Summary
Existing home sales in the United States increased modestly in April, with the National Association of Realtors reporting a 0.2% rise to a seasonally adjusted annual rate of 4.02 million units. That outcome was a touch under the 4.05 million forecast in a Reuters poll. The sales tally records completed transactions at closing and therefore reflects contracts agreed during the earlier months of the year.
Sales and timing
The reported 4.02 million annualized pace represents the rate of completed resales over a 12-month span, seasonally adjusted. Those transactions correspond to purchase agreements signed in February and March.

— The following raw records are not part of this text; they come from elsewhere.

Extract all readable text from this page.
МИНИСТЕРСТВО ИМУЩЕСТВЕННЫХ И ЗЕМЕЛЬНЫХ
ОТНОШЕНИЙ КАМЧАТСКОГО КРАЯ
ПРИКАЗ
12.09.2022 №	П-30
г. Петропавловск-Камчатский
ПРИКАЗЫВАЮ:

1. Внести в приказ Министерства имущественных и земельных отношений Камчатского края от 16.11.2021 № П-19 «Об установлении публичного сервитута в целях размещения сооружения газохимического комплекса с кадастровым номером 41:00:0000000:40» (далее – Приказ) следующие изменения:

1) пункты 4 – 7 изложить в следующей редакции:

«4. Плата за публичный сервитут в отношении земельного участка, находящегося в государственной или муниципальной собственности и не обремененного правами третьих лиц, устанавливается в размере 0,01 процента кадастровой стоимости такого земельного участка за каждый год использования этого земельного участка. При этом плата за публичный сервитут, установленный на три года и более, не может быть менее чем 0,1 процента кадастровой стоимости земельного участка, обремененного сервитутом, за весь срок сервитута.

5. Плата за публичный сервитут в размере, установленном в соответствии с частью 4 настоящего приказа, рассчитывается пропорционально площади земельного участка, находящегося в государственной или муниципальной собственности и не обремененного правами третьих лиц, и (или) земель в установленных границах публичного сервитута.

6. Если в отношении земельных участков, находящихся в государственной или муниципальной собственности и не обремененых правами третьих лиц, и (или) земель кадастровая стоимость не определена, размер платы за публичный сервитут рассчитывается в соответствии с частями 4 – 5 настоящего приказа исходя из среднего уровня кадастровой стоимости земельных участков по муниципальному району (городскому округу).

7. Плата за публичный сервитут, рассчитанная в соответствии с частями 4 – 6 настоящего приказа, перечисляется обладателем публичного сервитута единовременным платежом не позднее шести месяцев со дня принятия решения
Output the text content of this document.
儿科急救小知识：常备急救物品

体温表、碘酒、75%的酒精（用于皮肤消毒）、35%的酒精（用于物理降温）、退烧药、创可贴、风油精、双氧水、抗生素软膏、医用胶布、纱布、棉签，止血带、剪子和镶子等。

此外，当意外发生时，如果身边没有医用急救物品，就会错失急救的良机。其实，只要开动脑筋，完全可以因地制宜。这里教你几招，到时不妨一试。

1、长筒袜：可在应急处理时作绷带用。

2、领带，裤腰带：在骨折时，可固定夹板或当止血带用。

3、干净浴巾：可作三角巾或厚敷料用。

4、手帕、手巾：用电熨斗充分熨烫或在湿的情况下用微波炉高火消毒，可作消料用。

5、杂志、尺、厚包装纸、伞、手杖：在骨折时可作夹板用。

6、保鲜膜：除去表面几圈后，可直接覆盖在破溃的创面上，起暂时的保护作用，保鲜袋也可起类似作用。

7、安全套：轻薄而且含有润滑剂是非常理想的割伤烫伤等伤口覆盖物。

The slight uptick in April leaves the level of activity just below what economists had been expecting.
Mortgage-rate backdrop
The financing environment during the February-March window shifted noticeably. According to Freddie Mac data, the average rate on the 30-year fixed mortgage moved from 5.98% in late February to 6.38% by the end of March. Rates continued to trend higher into April, with the 30-year fixed hitting 6.46% in early April and averaging 6.37% in the most recent week reported.
The report links the rise in mortgage rates to growing inflationary pressures, which the article attributes to the U.S.-Israel war with Iran. Those inflationary dynamics are offered as the factor driving the higher borrowing costs.
Implications for markets and sectors
The modest gain in resales, set against an environment of elevated and rising mortgage rates, outlines a housing market that is moving cautiously. Mortgage finance markets, housing demand, and related sectors of the economy - including mortgage lenders and real estate services - will observe how rate trajectories and inflationary conditions affect buyer activity going forward.
Conclusion
April's data show existing-home sales edging up but failing to meet consensus expectations. The numbers are tied to contracts from February and March, a period that saw notable upward movement in the 30-year mortgage rate. Those rate moves continued into April, leaving borrowing costs higher on average as the market assesses the impact on demand.